FREDERIC.--Place! Toi place? Et chez qui donc?
JULIEN.--Chez M. Georgey. Le bon M. Georgey, qui veut bien me garder
chez lui."
Frederic retomba sur sa chaise dans son etonnement. Julien serait a
la place qu'ambitionnait, qu'esperait Alcide! Une place si pleine
d'agrements, pres d'un homme si facile a tromper! Et c'etait ce petit
sot, ce petit pauvrard qui profitait de tous ces avantages!

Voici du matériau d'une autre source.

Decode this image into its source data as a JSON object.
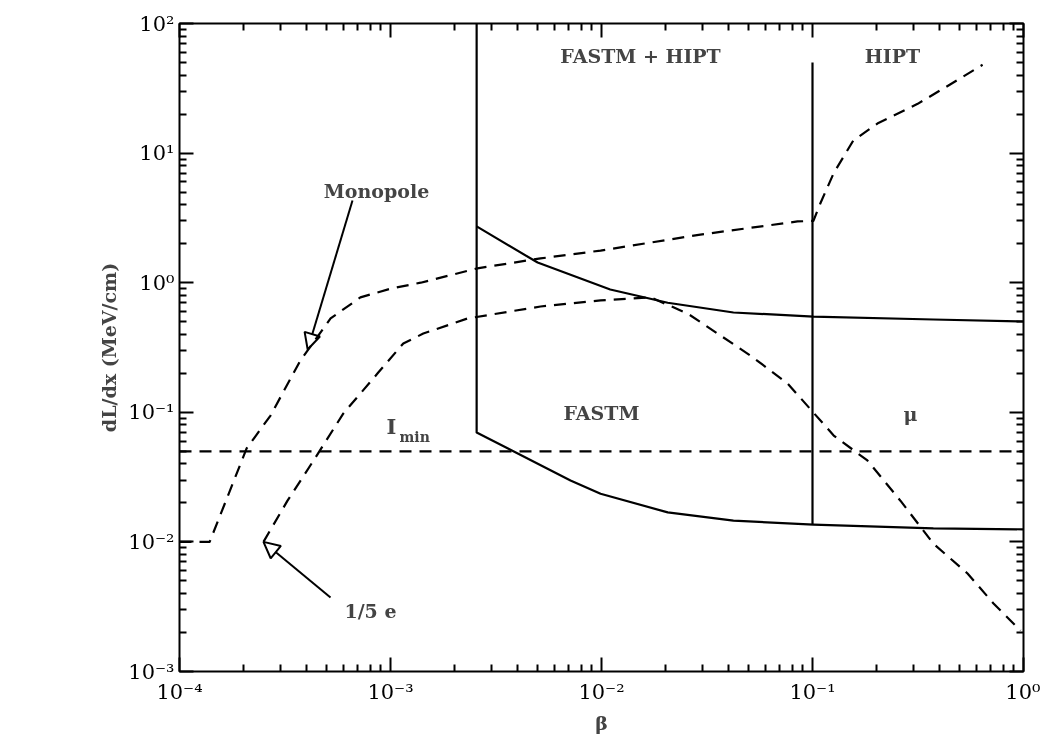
{
  "chart_data": {
    "type": "line",
    "xlabel": "β",
    "ylabel": "dL/dx (MeV/cm)",
    "log": "xy",
    "grid": false,
    "xlim": [
      0.0001,
      1
    ],
    "ylim": [
      0.001,
      100
    ],
    "xticks": [
      {
        "value": 0.0001,
        "label": "10⁻⁴"
      },
      {
        "value": 0.001,
        "label": "10⁻³"
      },
      {
        "value": 0.01,
        "label": "10⁻²"
      },
      {
        "value": 0.1,
        "label": "10⁻¹"
      },
      {
        "value": 1,
        "label": "10⁰"
      }
    ],
    "yticks": [
      {
        "value": 0.001,
        "label": "10⁻³"
      },
      {
        "value": 0.01,
        "label": "10⁻²"
      },
      {
        "value": 0.1,
        "label": "10⁻¹"
      },
      {
        "value": 1,
        "label": "10⁰"
      },
      {
        "value": 10,
        "label": "10¹"
      },
      {
        "value": 100,
        "label": "10²"
      }
    ],
    "series": [
      {
        "color": "#000000",
        "line_style": "dashed",
        "x": [
          0.0001,
          0.000139,
          0.000208,
          0.00027,
          0.000374,
          0.00052,
          0.00072,
          0.001,
          0.00139,
          0.00258,
          0.00514,
          0.0099,
          0.0294,
          0.0849,
          0.101,
          0.109,
          0.126,
          0.156,
          0.203,
          0.315,
          0.451,
          0.64
        ],
        "values": [
          0.01,
          0.01,
          0.0526,
          0.0944,
          0.251,
          0.53,
          0.77,
          0.9,
          1.0,
          1.29,
          1.54,
          1.77,
          2.35,
          2.97,
          3.0,
          4.1,
          7.0,
          12.5,
          16.9,
          24,
          34,
          48
        ]
      },
      {
        "color": "#000000",
        "line_style": "dashed",
        "x": [
          0.00025,
          0.000325,
          0.000432,
          0.000598,
          0.000867,
          0.00115,
          0.00143,
          0.00232,
          0.00514,
          0.0099,
          0.0171,
          0.0256,
          0.0355,
          0.0508,
          0.0762,
          0.101,
          0.126,
          0.182,
          0.261,
          0.374,
          0.543,
          0.721,
          0.968
        ],
        "values": [
          0.01,
          0.0208,
          0.0425,
          0.098,
          0.199,
          0.34,
          0.405,
          0.53,
          0.655,
          0.73,
          0.77,
          0.578,
          0.405,
          0.274,
          0.167,
          0.0995,
          0.0662,
          0.0425,
          0.0208,
          0.0097,
          0.0057,
          0.00335,
          0.00207
        ]
      },
      {
        "color": "#000000",
        "line_style": "solid",
        "x": [
          0.00256,
          0.00256,
          0.00713,
          0.0099,
          0.0206,
          0.0422,
          0.101,
          0.374,
          1.0
        ],
        "values": [
          100,
          0.0698,
          0.0298,
          0.0235,
          0.0169,
          0.0146,
          0.0136,
          0.0127,
          0.0125
        ]
      },
      {
        "color": "#000000",
        "line_style": "solid",
        "x": [
          0.00256,
          0.00498,
          0.011,
          0.0206,
          0.0422,
          0.101,
          0.374,
          1.0
        ],
        "values": [
          2.72,
          1.43,
          0.887,
          0.7,
          0.589,
          0.548,
          0.52,
          0.502
        ]
      },
      {
        "color": "#000000",
        "line_style": "solid",
        "x": [
          0.1,
          0.1
        ],
        "values": [
          50,
          0.0136
        ]
      },
      {
        "color": "#000000",
        "line_style": "dashed",
        "x": [
          0.0001,
          1
        ],
        "values": [
          0.05,
          0.05
        ]
      }
    ],
    "annotations": [
      {
        "text": "Monopole",
        "x": 0.000405,
        "y": 0.305
      },
      {
        "text": "1/5 e",
        "x": 0.00025,
        "y": 0.01
      },
      "I$_{min}$",
      "FASTM + HIPT",
      "HIPT",
      "FASTM",
      "μ"
    ]
  }
}
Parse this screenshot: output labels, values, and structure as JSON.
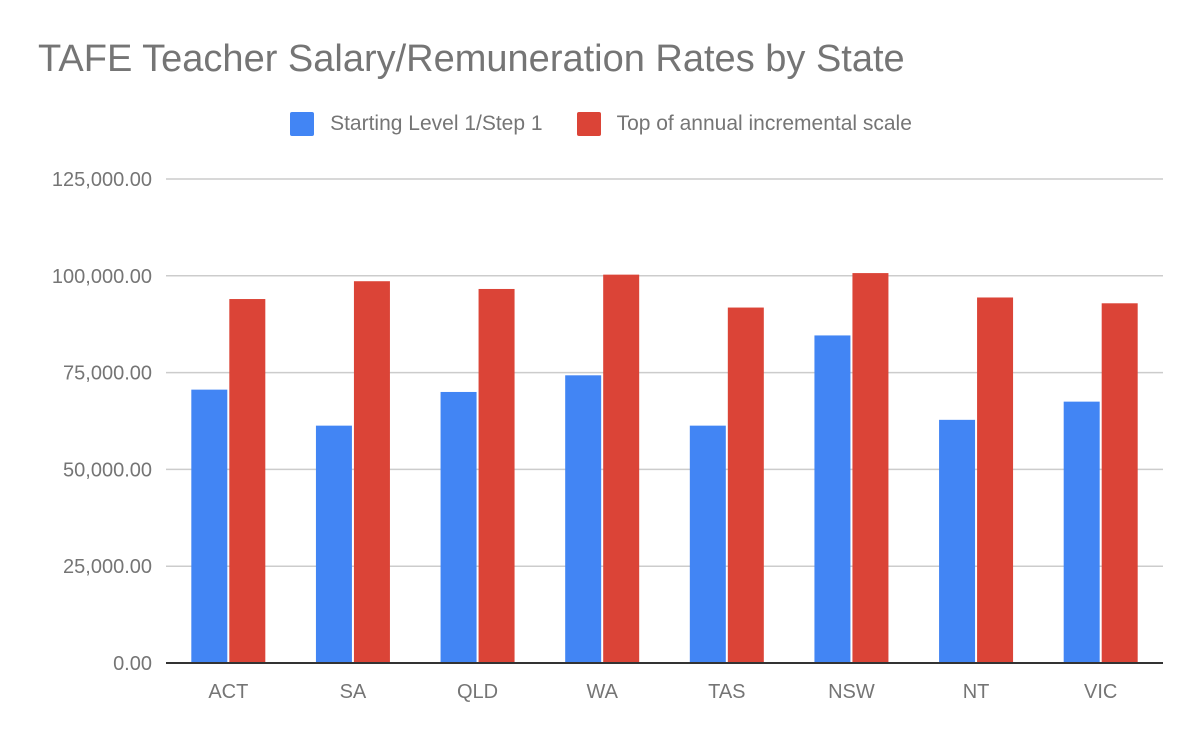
{
  "chart_data": {
    "type": "bar",
    "title": "TAFE Teacher Salary/Remuneration Rates by State",
    "xlabel": "",
    "ylabel": "",
    "categories": [
      "ACT",
      "SA",
      "QLD",
      "WA",
      "TAS",
      "NSW",
      "NT",
      "VIC"
    ],
    "series": [
      {
        "name": "Starting Level 1/Step 1",
        "color": "#4285f4",
        "values": [
          70600,
          61300,
          70000,
          74300,
          61300,
          84600,
          62800,
          67500
        ]
      },
      {
        "name": "Top of annual incremental scale",
        "color": "#db4437",
        "values": [
          94000,
          98600,
          96600,
          100300,
          91800,
          100700,
          94400,
          92900
        ]
      }
    ],
    "ylim": [
      0,
      125000
    ],
    "yticks": [
      0,
      25000,
      50000,
      75000,
      100000,
      125000
    ],
    "ytick_labels": [
      "0.00",
      "25,000.00",
      "50,000.00",
      "75,000.00",
      "100,000.00",
      "125,000.00"
    ],
    "grid": true,
    "legend_position": "top"
  }
}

"Il faut que je voie Alcide, se dit-il; il faut que je le previenne; il
a de l'esprit, il est fin, il trouvera peut-etre un moyen de le perdre
dans l'esprit de l'Anglais.... Heureusement que nous avons encore une
journee devant nous." Julien examinait la figure sombre de Frederic et
se disait:
"Il n'est pas content, a ce qu'il parait. Il ne veut pas que j'aille a
la foire, il a peur que je les empeche de tromper ce pauvre M. Georgey.
Raison de plus pour que j'y aille."
Ils resterent quelques minutes sans rien dire, sans se regarder. Mme
Bonard rentra pour servir le souper.
Tous deux se leverent. Frederic allait parler, mais Julien le prevint.
"Maitresse, dit-il en s'avancant vers elle, j'ai quelque chose a vous
demander, une chose que je desire beaucoup.
MADAME BONARD.--Parle, mon enfant; tu ne m'as jamais rien demande. Je ne
te refuserai pas, bien sur.
JULIEN.--Maitresse, j'ai bien envie d'aller demain a la foire.
MADAME BONARD.--Tu iras, mon ami, tu iras. J'allais te dire de t'y
preparer; tu as bien des choses a acheter pour etre vetu proprement. Et
ce n'est pas l'argent qui te manque, tu sais bien.
JULIEN.--Avec tout ce que vous m'avez deja achete, maitresse, je n'ai
guere plus de dix francs; a cinq francs par mois, il faut du temps pour
gagner de quoi se vetir.
MADAME BONARD.--Dix francs! Tu vois ce que tu as."
Et, ouvrant l'armoire, elle en tira un petit sac en toile, le denoua et
etala sur la table cinq pieces de vingt francs, quatre pieces de cinq
francs et trois francs soixante centimes de monnaie.
"Tu vois, mon ami, dit-elle, tu es plus riche que tu ne le pensais.
JULIEN.--Ce n'est pas a moi ces cinq pieces d'or, maitresse. Vous savez
que je vous les ai laissees pour le menage.
MADAME BONARD.--Et tu crois, pauvre petit, que j'aurais consenti a te
depouiller du peu que tu possedes et que tu dois a la generosite de M.
Georgey. Non, ce serait une vilaine action que je ne ferai jamais.